Frankreich 1943, zur Zeit der deutschen Besatzung. Jeden Abend begeistert der Gitarrist und Komponist Django Reinhardt mit seinem Gypsy Swing die Pariser Zuhörer, eine Musik voller Lebenslust und Witz. Während viele andere Sinti aus rassischen Motiven verfolgt und in Konzentrationslagern umgebracht werden, wiegt sich Django aufgrund seiner Popularität in Sicherheit. Bis ihn Vertreter des NS-Propagandaapparats auffordern, auf Tournee nach Deutschland zu gehen, um gegen die US-amerikanische »Negermusik« anzuspielen. Django Reinhardt weigert sich. Eine Pariser Verehrerin hilft ihm, seiner schwangeren Frau und seiner Mutter unterzutauchen und in ein Dorf in der Nähe der Schweizer Grenze zu gelangen. Hier trifft er auf Mitglieder seiner weitverzweigten Familie, die ebenfalls auf der Flucht sind. Als er mit Frau und Mutter über den Genfer See zu kommen versucht, sind ihm die Nazis dicht auf den Fersen. In seinem Regiedebüt porträtiert Etienne Comar einen unkonventionellen Künstler und Freigeist, dessen Leben so improvisiert ist wie seine Musik. Vor die Frage gestellt, ob er seine Kunst politisch missbrauchen lässt, muss er eine existentielle Entscheidung treffen.
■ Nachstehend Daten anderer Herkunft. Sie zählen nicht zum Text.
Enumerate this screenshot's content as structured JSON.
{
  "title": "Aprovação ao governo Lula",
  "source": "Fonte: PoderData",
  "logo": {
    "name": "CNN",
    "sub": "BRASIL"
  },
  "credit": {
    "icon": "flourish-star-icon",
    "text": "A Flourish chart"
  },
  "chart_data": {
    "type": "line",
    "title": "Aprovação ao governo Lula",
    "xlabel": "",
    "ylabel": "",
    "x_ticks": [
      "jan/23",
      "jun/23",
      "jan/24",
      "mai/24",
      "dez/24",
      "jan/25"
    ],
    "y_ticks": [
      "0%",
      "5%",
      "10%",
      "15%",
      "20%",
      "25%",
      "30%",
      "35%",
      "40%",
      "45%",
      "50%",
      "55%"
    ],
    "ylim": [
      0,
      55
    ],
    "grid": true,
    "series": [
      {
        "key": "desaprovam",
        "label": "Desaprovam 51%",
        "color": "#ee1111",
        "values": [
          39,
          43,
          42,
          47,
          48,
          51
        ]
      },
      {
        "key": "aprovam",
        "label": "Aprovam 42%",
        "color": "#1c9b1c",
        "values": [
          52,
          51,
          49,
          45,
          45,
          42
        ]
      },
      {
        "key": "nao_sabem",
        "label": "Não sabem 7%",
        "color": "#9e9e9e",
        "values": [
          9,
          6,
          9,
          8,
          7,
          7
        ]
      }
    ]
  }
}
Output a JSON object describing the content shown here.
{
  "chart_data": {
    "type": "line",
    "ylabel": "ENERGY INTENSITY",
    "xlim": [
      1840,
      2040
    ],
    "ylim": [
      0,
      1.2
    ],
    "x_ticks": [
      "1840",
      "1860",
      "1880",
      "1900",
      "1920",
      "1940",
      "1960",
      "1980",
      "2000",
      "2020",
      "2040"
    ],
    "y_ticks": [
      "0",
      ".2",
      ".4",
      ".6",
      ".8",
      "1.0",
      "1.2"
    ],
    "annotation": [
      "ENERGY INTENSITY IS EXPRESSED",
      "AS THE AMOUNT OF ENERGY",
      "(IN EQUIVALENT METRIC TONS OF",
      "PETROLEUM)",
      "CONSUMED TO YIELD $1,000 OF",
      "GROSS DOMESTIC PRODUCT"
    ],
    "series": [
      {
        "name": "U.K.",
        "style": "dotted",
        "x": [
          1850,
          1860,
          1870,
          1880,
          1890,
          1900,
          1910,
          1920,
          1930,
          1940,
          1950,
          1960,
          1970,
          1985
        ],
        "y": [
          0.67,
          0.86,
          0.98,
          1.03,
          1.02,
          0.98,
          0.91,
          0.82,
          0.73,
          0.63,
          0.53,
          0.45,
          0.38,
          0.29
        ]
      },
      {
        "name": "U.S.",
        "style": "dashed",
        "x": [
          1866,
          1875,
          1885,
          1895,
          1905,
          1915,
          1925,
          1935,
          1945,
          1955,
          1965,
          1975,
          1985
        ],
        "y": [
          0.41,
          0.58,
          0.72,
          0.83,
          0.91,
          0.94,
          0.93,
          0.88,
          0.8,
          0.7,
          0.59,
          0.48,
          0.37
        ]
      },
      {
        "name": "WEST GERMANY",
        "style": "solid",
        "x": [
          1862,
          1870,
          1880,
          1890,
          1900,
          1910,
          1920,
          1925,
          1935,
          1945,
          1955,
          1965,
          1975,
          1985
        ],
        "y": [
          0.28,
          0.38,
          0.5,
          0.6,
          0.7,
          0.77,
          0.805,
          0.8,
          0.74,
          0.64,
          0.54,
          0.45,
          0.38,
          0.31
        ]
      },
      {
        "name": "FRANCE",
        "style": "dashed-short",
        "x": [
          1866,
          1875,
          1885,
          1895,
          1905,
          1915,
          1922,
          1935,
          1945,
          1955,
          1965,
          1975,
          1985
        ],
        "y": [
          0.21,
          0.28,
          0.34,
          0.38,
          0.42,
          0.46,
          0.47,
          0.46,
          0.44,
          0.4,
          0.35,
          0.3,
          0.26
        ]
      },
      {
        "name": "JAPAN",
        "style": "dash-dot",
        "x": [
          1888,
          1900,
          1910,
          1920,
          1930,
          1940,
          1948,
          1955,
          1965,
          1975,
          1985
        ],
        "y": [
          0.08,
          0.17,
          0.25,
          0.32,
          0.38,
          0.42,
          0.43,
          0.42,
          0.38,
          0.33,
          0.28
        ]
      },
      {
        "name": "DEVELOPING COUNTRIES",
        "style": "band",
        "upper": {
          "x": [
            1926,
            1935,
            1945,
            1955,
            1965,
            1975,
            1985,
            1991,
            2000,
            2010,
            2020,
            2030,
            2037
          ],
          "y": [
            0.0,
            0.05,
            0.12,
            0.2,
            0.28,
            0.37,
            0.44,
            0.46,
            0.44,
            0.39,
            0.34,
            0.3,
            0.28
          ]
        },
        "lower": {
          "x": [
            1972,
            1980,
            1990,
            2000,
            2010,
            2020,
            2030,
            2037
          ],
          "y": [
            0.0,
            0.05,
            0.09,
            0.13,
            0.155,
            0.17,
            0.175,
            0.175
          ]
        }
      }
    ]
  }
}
Regie: Etienne Comar. Mit Reda Kateb, Cécile de France, Beata Palya, Bim Bam Merstein, Gabriel Mirété

Revolution of Sound. Tangerine Dream

© Jerome Froese-Archiv
© Jerome Froese-Archiv

»Tangerine Dream ist Science Fiction!« Bandleader Edgar Froese, der 2015 70-jährig verstarb, erforschte mit seiner Band »Tangerine Dream« den Sound und dessen Wechselwirkung mit den Gefühlen. Der Film über eine der ersten Elektronikbands Deutschlands beginnt mit jungen Berliner Musikern, die der Beginn des »Space Age« in den 1960er-Jahren samt Raketenstarts und Zukunftsvisionen genauso inspirierte wie der eigene Herzschlag, aus dem Froese Musik komponierte. Mit der Hilfe von Moogs und anderen Synthesizern revolutionierte er (in wechselnder Begleitung) das Genre der Pop- und Unterhaltungsmusik – er ging weit in die Klassik, in die Neue Musik, in die Filmmusik hinein, und erschuf statt klar strukturierter Songs lieber visualisierbare Stimmungen: Regisseure wie Michael Mann und Paul Brickman erzählen von der Zusammenarbeit, aus der einige der ungewöhnlichsten Soundtracks der 1980er-Jahre entstanden, unter anderem für Risky Business (Paul Brickman, 1983) oder Near Dark (Kathryn Bigelow, 1987). Anhand von Amateuraufnahmen, Interviews mit Bandmitgliedern, Familienangehörigen, Freunden und Kollegen wie Jean-Michel Jarre, entsteht ein umfassendes Porträt eines künstlerischen Pioniers.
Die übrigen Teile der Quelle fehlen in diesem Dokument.